Auf dieser Insel machte der Norweger eine wichtige Entdeckung: Im Dickicht unter Palmen fand er Steinskulpturen, die denen der Inka ähnelten. Ein alter Mann erzählte ihm, dass seine Vorfahren, angeführt von dem Sonnengott Kon-Tiki, von Osten gekommen seien und die Insel besiedelt hätten. Das war etwas völlig Neues. Bislang waren Forscher davon ausgegangen, dass die Inseln von Asien aus besiedelt wurden, nicht von Südamerika aus. „Wind und Meeresströme sind der Schlüssel zum Rätsel allen Lebens auf den Polynesischen Inseln“, lautete Heyerdahls Fazit.
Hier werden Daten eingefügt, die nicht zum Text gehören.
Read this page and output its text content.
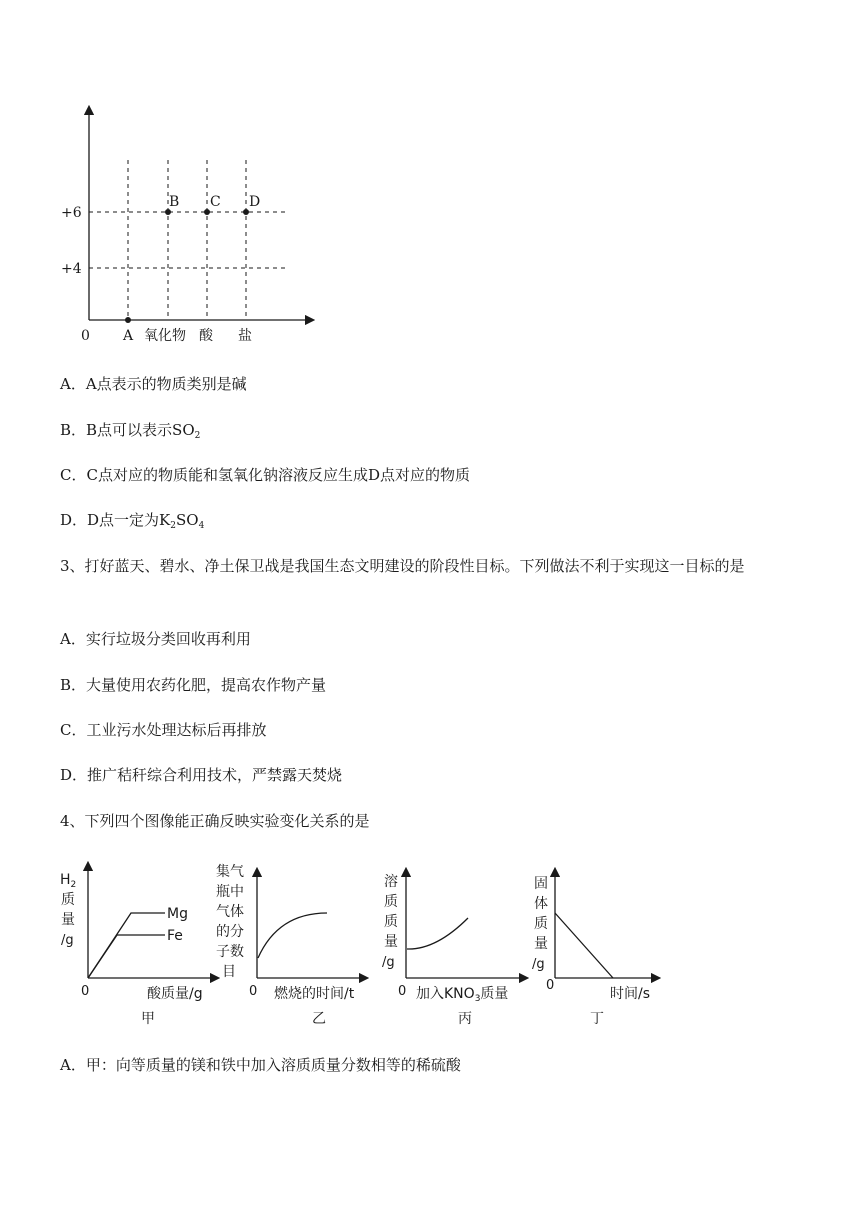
+6
+4
0 A 氧化物 酸 盐
B C D
A．A点表示的物质类别是碱
B．B点可以表示$SO_2$
C．C点对应的物质能和氢氧化钠溶液反应生成D点对应的物质
D．D点一定为$K_2SO_4$
3、打好蓝天、碧水、净土保卫战是我国生态文明建设的阶段性目标。下列做法不利于实现这一目标的是
A．实行垃圾分类回收再利用
B．大量使用农药化肥，提高农作物产量
C．工业污水处理达标后再排放
D．推广秸秆综合利用技术，严禁露天焚烧
4、下列四个图像能正确反映实验变化关系的是
$H_2$
质
量
/g
Mg
Fe
0	酸质量/g
甲
集气
瓶中
气体
的分
子数
目
0 燃烧的时间/t
乙
溶
质
质
量
/g
0 加入$KNO_3$质量
丙
固
体
质
量
/g
0
时间/s
丁
A．甲：向等质量的镁和铁中加入溶质质量分数相等的稀硫酸
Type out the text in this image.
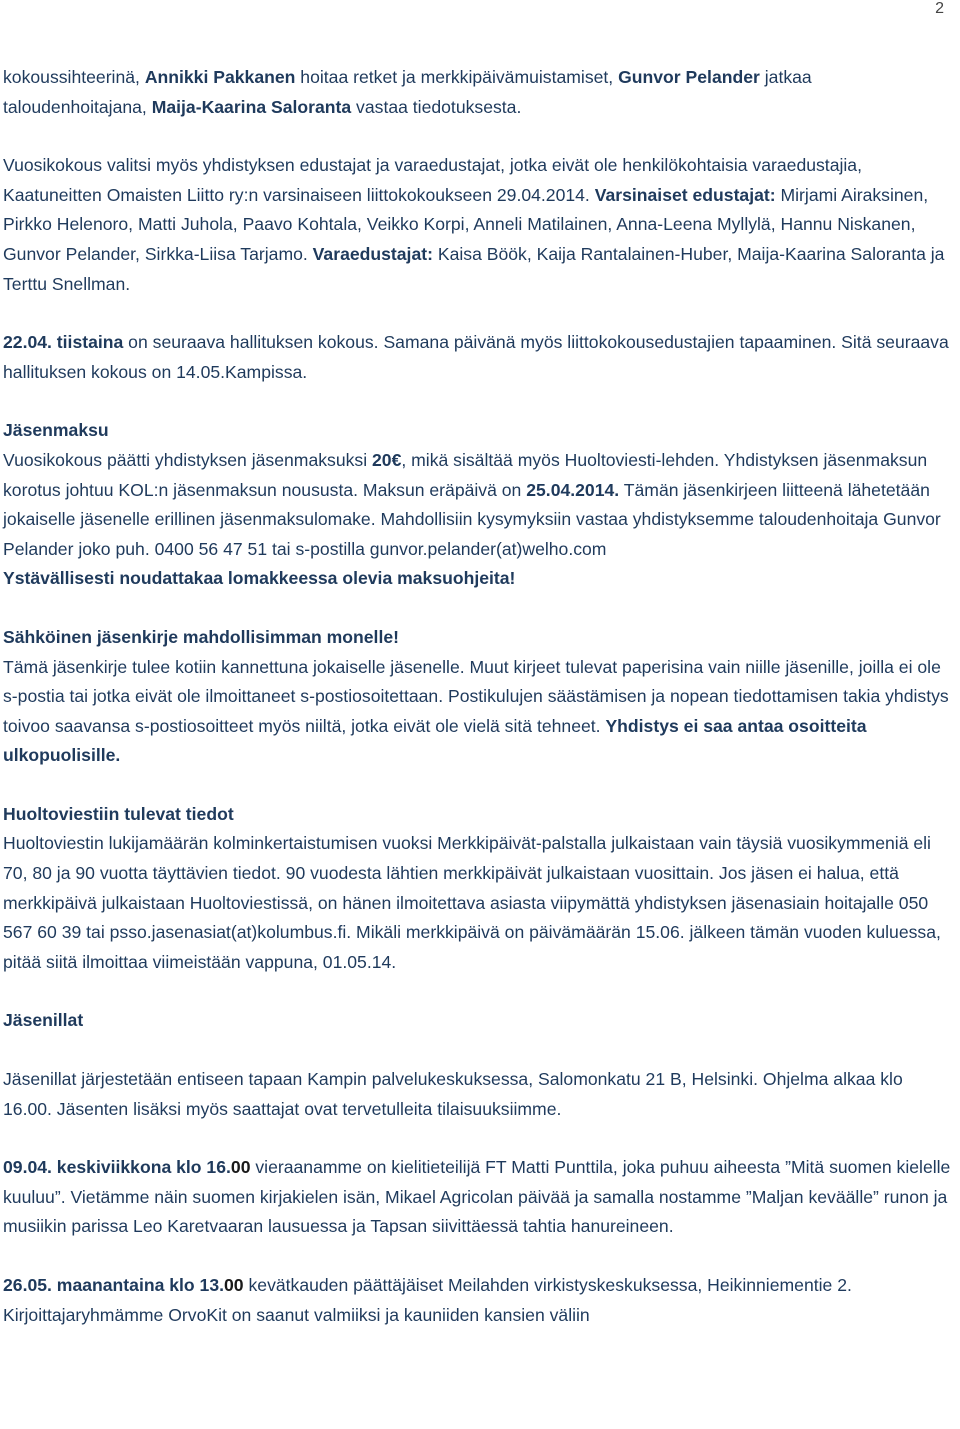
2

kokoussihteerinä, Annikki Pakkanen hoitaa retket ja merkkipäivämuistamiset, Gunvor Pelander jatkaa taloudenhoitajana, Maija-Kaarina Saloranta vastaa tiedotuksesta.

Vuosikokous valitsi myös yhdistyksen edustajat ja varaedustajat, jotka eivät ole henkilökohtaisia varaedustajia, Kaatuneitten Omaisten Liitto ry:n varsinaiseen liittokokoukseen 29.04.2014. Varsinaiset edustajat: Mirjami Airaksinen, Pirkko Helenoro, Matti Juhola, Paavo Kohtala, Veikko Korpi, Anneli Matilainen, Anna-Leena Myllylä, Hannu Niskanen, Gunvor Pelander, Sirkka-Liisa Tarjamo. Varaedustajat: Kaisa Böök, Kaija Rantalainen-Huber, Maija-Kaarina Saloranta ja Terttu Snellman.

22.04. tiistaina on seuraava hallituksen kokous. Samana päivänä myös liittokokousedustajien tapaaminen. Sitä seuraava hallituksen kokous on 14.05.Kampissa.

Jäsenmaksu
Vuosikokous päätti yhdistyksen jäsenmaksuksi 20€, mikä sisältää myös Huoltoviesti-lehden. Yhdistyksen jäsenmaksun korotus johtuu KOL:n jäsenmaksun noususta. Maksun eräpäivä on 25.04.2014. Tämän jäsenkirjeen liitteenä lähetetään jokaiselle jäsenelle erillinen jäsenmaksulomake. Mahdollisiin kysymyksiin vastaa yhdistyksemme taloudenhoitaja Gunvor Pelander joko puh. 0400 56 47 51 tai s-postilla gunvor.pelander(at)welho.com
Ystävällisesti noudattakaa lomakkeessa olevia maksuohjeita!

Sähköinen jäsenkirje mahdollisimman monelle!
Tämä jäsenkirje tulee kotiin kannettuna jokaiselle jäsenelle. Muut kirjeet tulevat paperisina vain niille jäsenille, joilla ei ole s-postia tai jotka eivät ole ilmoittaneet s-postiosoitettaan. Postikulujen säästämisen ja nopean tiedottamisen takia yhdistys toivoo saavansa s-postiosoitteet myös niiltä, jotka eivät ole vielä sitä tehneet. Yhdistys ei saa antaa osoitteita ulkopuolisille.

Huoltoviestiin tulevat tiedot
Huoltoviestin lukijamäärän kolminkertaistumisen vuoksi Merkkipäivät-palstalla julkaistaan vain täysiä vuosikymmeniä eli 70, 80 ja 90 vuotta täyttävien tiedot. 90 vuodesta lähtien merkkipäivät julkaistaan vuosittain. Jos jäsen ei halua, että merkkipäivä julkaistaan Huoltoviestissä, on hänen ilmoitettava asiasta viipymättä yhdistyksen jäsenasiain hoitajalle 050 567 60 39 tai psso.jasenasiat(at)kolumbus.fi. Mikäli merkkipäivä on päivämäärän 15.06. jälkeen tämän vuoden kuluessa, pitää siitä ilmoittaa viimeistään vappuna, 01.05.14.

Jäsenillat

Jäsenillat järjestetään entiseen tapaan Kampin palvelukeskuksessa, Salomonkatu 21 B, Helsinki. Ohjelma alkaa klo 16.00. Jäsenten lisäksi myös saattajat ovat tervetulleita tilaisuuksiimme.

09.04. keskiviikkona klo 16.00 vieraanamme on kielitieteilijä FT Matti Punttila, joka puhuu aiheesta ”Mitä suomen kielelle kuuluu”. Vietämme näin suomen kirjakielen isän, Mikael Agricolan päivää ja samalla nostamme ”Maljan keväälle” runon ja musiikin parissa Leo Karetvaaran lausuessa ja Tapsan siivittäessä tahtia hanureineen.

26.05. maanantaina klo 13.00 kevätkauden päättäjäiset Meilahden virkistyskeskuksessa, Heikinniementie 2. Kirjoittajaryhmämme OrvoKit on saanut valmiiksi ja kauniiden kansien väliin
Zurück in Europa versuchte er, seine These zu veröffentlichen, doch keiner der anerkannten Wissenschaftler und Verleger wollte ihm glauben. Die Südamerikaner hätten doch vor 1500 Jahren gar keine Boote gehabt, so das Argument. „Aber sie hatten Balsaflöße“, entgegnete Heyerdahl. Und so kam es, dass er, nur um seine Theorie zu beweisen, mit einem Floß über den Pazifik segelte. 101 Tage war die „Kon-Tiki“ auf See. Von Haien begleitet, kämpfte die Mannschaft im Sturm ums Überleben und musste zusehen, wie sich das Balsaholz mit Wasser vollsog. Doch das Experiment gelang, und es machte Heyerdahl und seine Freunde weltberühmt.

Sein Buch wurde in 72 Sprachen übersetzt, mit seinem Film gewann er 1951 einen Oscar für den besten Dokumentarfilm. 500 Millionen Menschen sahen die Reise der „Kon-Tiki“ auf Leinwand. In Oslo entstand ein Museum, das bis heute 17 Millionen Besucher zählte. Während seines ganzen Lebens – Heyerdahl starb 2002 – wollten Filmgesellschaften seine Geschichte verfilmen, doch Heyerdahl weigerte sich. Er sah sich nicht als Abenteurer, sondern als Wissenschaftler. Erst der britische Produzent Jeremy Thomas konnte sein Vertrauen gewinnen. Trotzdem vergingen 16 Jahre, bis die Verfilmung der „Kon-Tiki“-Expedition 2013 ins Kino kam. Der Film war für den Oscar und den Golden Globe nominiert.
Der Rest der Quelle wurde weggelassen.